I was probably distracted.
“Benny.”
I nodded.
“How do you feel about that?”
“I don’t know.”
“Do you feel good?”
“I don’t know.”
“Do you like Math more than English?”
“I don’t know, they’re all the same.”
And then the knockout: “Are you doing the best job you can do?”
Oof. I still feel it.
“No,” I probably admitted, or shook my head. And that stuck with me.

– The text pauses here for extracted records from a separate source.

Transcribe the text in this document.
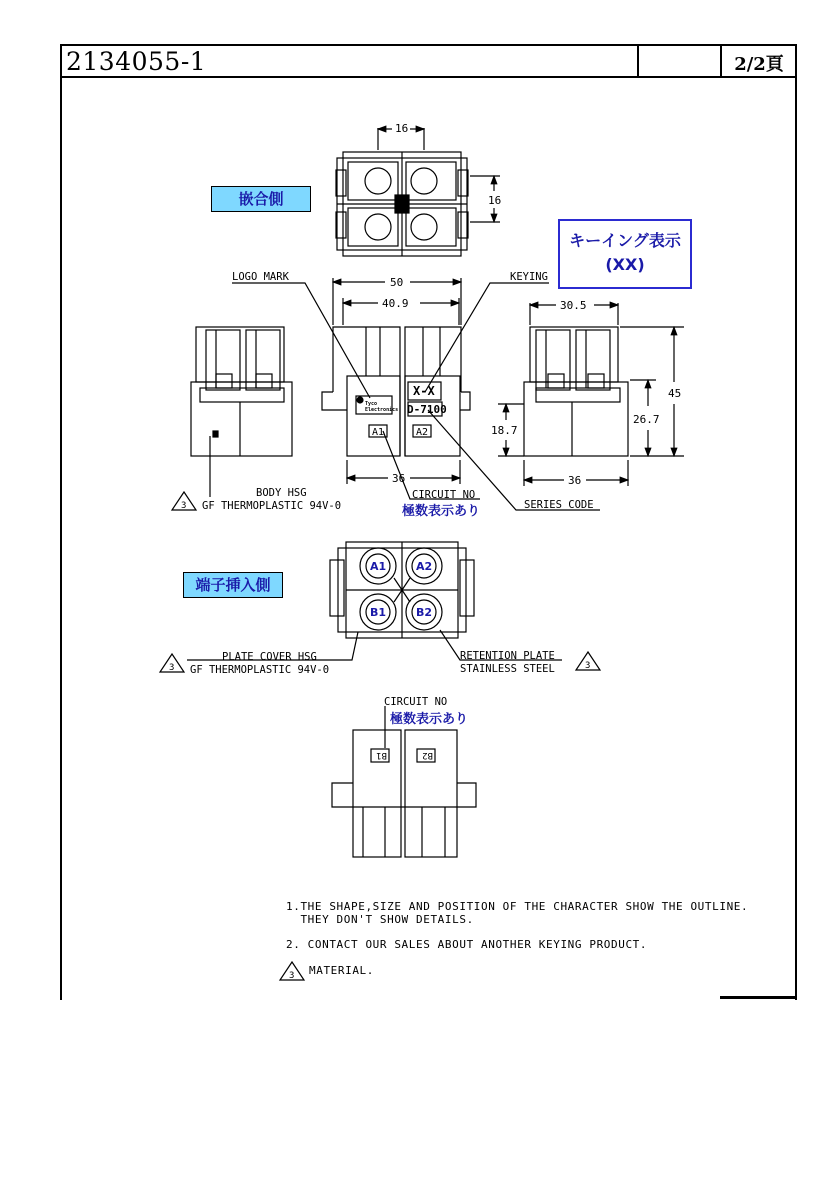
2134055-1	2/2頁
16
16
50
40.9
36
30.5
36
45
26.7
18.7
LOGO MARK	KEYING
X-X
D-7100
Tyco
Electronics
A1	A2
SERIES CODE
CIRCUIT NO
BODY HSG
GF THERMOPLASTIC 94V-0
PLATE COVER HSG
GF THERMOPLASTIC 94V-0
RETENTION PLATE
STAINLESS STEEL
CIRCUIT NO
B1	B2
3
3	3
3
A1	A2
B1	B2
嵌合側
端子挿入側
キーイング表示
(XX)
極数表示あり
極数表示あり
1.THE SHAPE,SIZE AND POSITION OF THE CHARACTER SHOW THE OUTLINE.
THEY DON'T SHOW DETAILS.
2. CONTACT OUR SALES ABOUT ANOTHER KEYING PRODUCT.
MATERIAL.
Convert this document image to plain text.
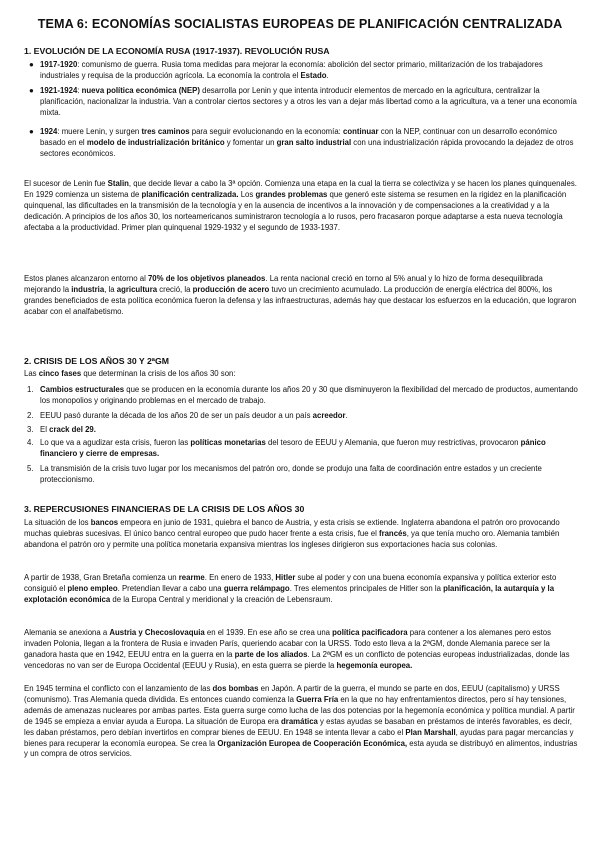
TEMA 6: ECONOMÍAS SOCIALISTAS EUROPEAS DE PLANIFICACIÓN CENTRALIZADA
1. EVOLUCIÓN DE LA ECONOMÍA RUSA (1917-1937). REVOLUCIÓN RUSA
● 1917-1920: comunismo de guerra. Rusia toma medidas para mejorar la economía: abolición del sector primario, militarización de los trabajadores industriales y requisa de la producción agrícola. La economía la controla el Estado.
● 1921-1924: nueva política económica (NEP) desarrolla por Lenin y que intenta introducir elementos de mercado en la agricultura, centralizar la planificación, nacionalizar la industria. Van a controlar ciertos sectores y a otros les van a dejar más libertad como a la agricultura, va a tener una economía mixta.
● 1924: muere Lenin, y surgen tres caminos para seguir evolucionando en la economía: continuar con la NEP, continuar con un desarrollo económico basado en el modelo de industrialización británico y fomentar un gran salto industrial con una industrialización rápida provocando la dejadez de otros sectores económicos.
El sucesor de Lenin fue Stalin, que decide llevar a cabo la 3ª opción. Comienza una etapa en la cual la tierra se colectiviza y se hacen los planes quinquenales. En 1929 comienza un sistema de planificación centralizada. Los grandes problemas que generó este sistema se resumen en la rigidez en la planificación quinquenal, las dificultades en la transmisión de la tecnología y en la ausencia de incentivos a la innovación y de compensaciones a la creatividad y a la dedicación. A principios de los años 30, los norteamericanos suministraron tecnología a lo rusos, pero fracasaron porque adaptarse a esta nueva tecnología afectaba a la productividad. Primer plan quinquenal 1929-1932 y el segundo de 1933-1937.
Estos planes alcanzaron entorno al 70% de los objetivos planeados. La renta nacional creció en torno al 5% anual y lo hizo de forma desequilibrada mejorando la industria, la agricultura creció, la producción de acero tuvo un crecimiento acumulado. La producción de energía eléctrica del 800%, los grandes beneficiados de esta política económica fueron la defensa y las infraestructuras, además hay que destacar los esfuerzos en la educación, que lograron acabar con el analfabetismo.
2. CRISIS DE LOS AÑOS 30 Y 2ªGM
Las cinco fases que determinan la crisis de los años 30 son:
1. Cambios estructurales que se producen en la economía durante los años 20 y 30 que disminuyeron la flexibilidad del mercado de productos, aumentando los monopolios y originando problemas en el mercado de trabajo.
2. EEUU pasó durante la década de los años 20 de ser un país deudor a un país acreedor.
3. El crack del 29.
4. Lo que va a agudizar esta crisis, fueron las políticas monetarias del tesoro de EEUU y Alemania, que fueron muy restrictivas, provocaron pánico financiero y cierre de empresas.
5. La transmisión de la crisis tuvo lugar por los mecanismos del patrón oro, donde se produjo una falta de coordinación entre estados y un creciente proteccionismo.
3. REPERCUSIONES FINANCIERAS DE LA CRISIS DE LOS AÑOS 30
La situación de los bancos empeora en junio de 1931, quiebra el banco de Austria, y esta crisis se extiende. Inglaterra abandona el patrón oro provocando muchas quiebras sucesivas. El único banco central europeo que pudo hacer frente a esta crisis, fue el francés, ya que tenía mucho oro. Alemania también abandona el patrón oro y permite una política monetaria expansiva mientras los ingleses dirigieron sus exportaciones hacia sus colonias.
A partir de 1938, Gran Bretaña comienza un rearme. En enero de 1933, Hitler sube al poder y con una buena economía expansiva y política exterior esto consiguió el pleno empleo. Pretendían llevar a cabo una guerra relámpago. Tres elementos principales de Hitler son la planificación, la autarquía y la explotación económica de la Europa Central y meridional y la creación de Lebensraum.
Alemania se anexiona a Austria y Checoslovaquia en el 1939. En ese año se crea una política pacificadora para contener a los alemanes pero estos invaden Polonia, llegan a la frontera de Rusia e invaden París, queriendo acabar con la URSS. Todo esto lleva a la 2ªGM, donde Alemania parece ser la ganadora hasta que en 1942, EEUU entra en la guerra en la parte de los aliados. La 2ªGM es un conflicto de potencias europeas industrializadas, donde las vencedoras no van ser de Europa Occidental (EEUU y Rusia), en esta guerra se pierde la hegemonía europea.
En 1945 termina el conflicto con el lanzamiento de las dos bombas en Japón. A partir de la guerra, el mundo se parte en dos, EEUU (capitalismo) y URSS (comunismo). Tras Alemania queda dividida. Es entonces cuando comienza la Guerra Fría en la que no hay enfrentamientos directos, pero sí hay tensiones, además de amenazas nucleares por ambas partes. Esta guerra surge como lucha de las dos potencias por la hegemonía económica y política mundial. A partir de 1945 se empieza a enviar ayuda a Europa. La situación de Europa era dramática y estas ayudas se basaban en préstamos de interés favorables, es decir, les daban préstamos, pero debían invertirlos en comprar bienes de EEUU. En 1948 se intenta llevar a cabo el Plan Marshall, ayudas para pagar mercancías y bienes para recuperar la economía europea. Se crea la Organización Europea de Cooperación Económica, esta ayuda se distribuyó en alimentos, industrias y un compra de otros servicios.
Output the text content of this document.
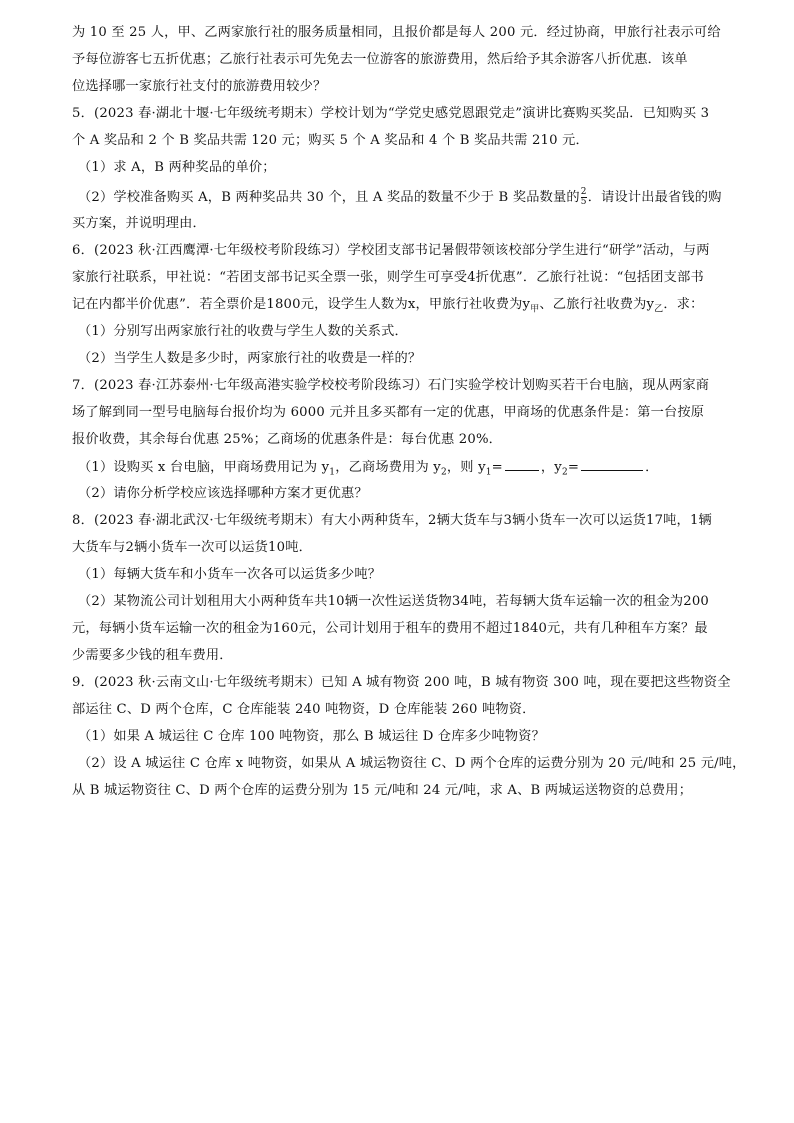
为 10 至 25 人，甲、乙两家旅行社的服务质量相同，且报价都是每人 200 元．经过协商，甲旅行社表示可给
予每位游客七五折优惠；乙旅行社表示可先免去一位游客的旅游费用，然后给予其余游客八折优惠．该单
位选择哪一家旅行社支付的旅游费用较少？
5．(2023 春·湖北十堰·七年级统考期末）学校计划为“学党史感党恩跟党走”演讲比赛购买奖品．已知购买 3
个 A 奖品和 2 个 B 奖品共需 120 元；购买 5 个 A 奖品和 4 个 B 奖品共需 210 元．
（1）求 A，B 两种奖品的单价；
（2）学校准备购买 A，B 两种奖品共 30 个，且 A 奖品的数量不少于 B 奖品数量的 $\frac{2}{5}$ ．请设计出最省钱的购
买方案，并说明理由．
6．(2023 秋·江西鹰潭·七年级校考阶段练习）学校团支部书记暑假带领该校部分学生进行“研学”活动，与两
家旅行社联系，甲社说：“若团支部书记买全票一张，则学生可享受4折优惠”．乙旅行社说：“包括团支部书
记在内都半价优惠”．若全票价是1800元，设学生人数为x，甲旅行社收费为$y_甲$、乙旅行社收费为$y_乙$．求：
（1）分别写出两家旅行社的收费与学生人数的关系式．
（2）当学生人数是多少时，两家旅行社的收费是一样的？
7．(2023 春·江苏泰州·七年级高港实验学校校考阶段练习）石门实验学校计划购买若干台电脑，现从两家商
场了解到同一型号电脑每台报价均为 6000 元并且多买都有一定的优惠，甲商场的优惠条件是：第一台按原
报价收费，其余每台优惠 25%；乙商场的优惠条件是：每台优惠 20%．
（1）设购买 x 台电脑，甲商场费用记为 $y_1$，乙商场费用为 $y_2$，则 $y_1=$	，$y_2=$	．
（2）请你分析学校应该选择哪种方案才更优惠？
8．(2023 春·湖北武汉·七年级统考期末）有大小两种货车，2辆大货车与3辆小货车一次可以运货17吨，1辆
大货车与2辆小货车一次可以运货10吨．
（1）每辆大货车和小货车一次各可以运货多少吨？
（2）某物流公司计划租用大小两种货车共10辆一次性运送货物34吨，若每辆大货车运输一次的租金为200
元，每辆小货车运输一次的租金为160元，公司计划用于租车的费用不超过1840元，共有几种租车方案？最
少需要多少钱的租车费用．
9．(2023 秋·云南文山·七年级统考期末）已知 A 城有物资 200 吨，B 城有物资 300 吨，现在要把这些物资全
部运往 C、D 两个仓库，C 仓库能装 240 吨物资，D 仓库能装 260 吨物资．
（1）如果 A 城运往 C 仓库 100 吨物资，那么 B 城运往 D 仓库多少吨物资？
（2）设 A 城运往 C 仓库 x 吨物资，如果从 A 城运物资往 C、D 两个仓库的运费分别为 20 元/吨和 25 元/吨，
从 B 城运物资往 C、D 两个仓库的运费分别为 15 元/吨和 24 元/吨，求 A、B 两城运送物资的总费用；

After that day, school was no longer a place I went to, it was a task that I succeeded at. In elementary school, I never got less than a B- on a report card ever again. In high school, I never got less than an 80. And we’ll not speak of university — the recalibration of my personal standards that was forced upon me. I can hang my hat on having never failed a course or dropped a course, never quitting or taking the easy path.
—
The question that lingers now, in the wasteland that remains with the podium ripped away, is did my need for quantifiable achievement lead me to academic success or did my academic success lead me to a need for quantifiable achievement? Either way the need is still there. If not for my own success itself, for the comfort the system brings. “You are performing in the eighty-second percentile of North American adults.” Hell yeah, then I’ll just keep doing what I’m doing. “You are performing insufficiently in the section of monetary earnings.” I guess I gotta start hustling.
You’ll say that the answer to the last question in my opening paragraph is not the imagined system I have described above, but in fact another question in retort: “What do you want to do, Benny? The answer to that question diffuses your crisis.” And so we have it. You built me in a world where my wants were secondary —tertiary, maybe— to the system, and now you want them to triumphantly take on the leading role; dismantle the system and let my wants take the reigns of my life, guide me through the sludge puddle with whimsy and impulse. It’s not so easy.
There’re still the forces that be: currents in the puddle that push you this way or that, expecting looks from the people nearest you, pressures from the societal structures that hold everything in place. More than them, my own uncertainty slows me: what do I want to do? I don’t know. Or I don’t know if it’s possible.
One last digression — before, there was never the question of why. Reasoning was implicit, the system was linear: up is better, so go up. Now there’s forty two different ways, and you could go far on one path or another, but paralyzing you before you begin is that question of why. Why this path over that one?
I do not need advice. The questions in this report are rhetorical. Two years outside the city gates, in this muddy torrent, I do not seek direction, nor reentry. I just want you to feel my bafflement. You taught me two plus two equals four, and more importantly, five is the greater number, but then you pushed me out to a foreign place where something called a mortgage is greater than loyalty and equal to puppies, but absolute paramount is: we all can’t wait for the weekend. OK. Thanks.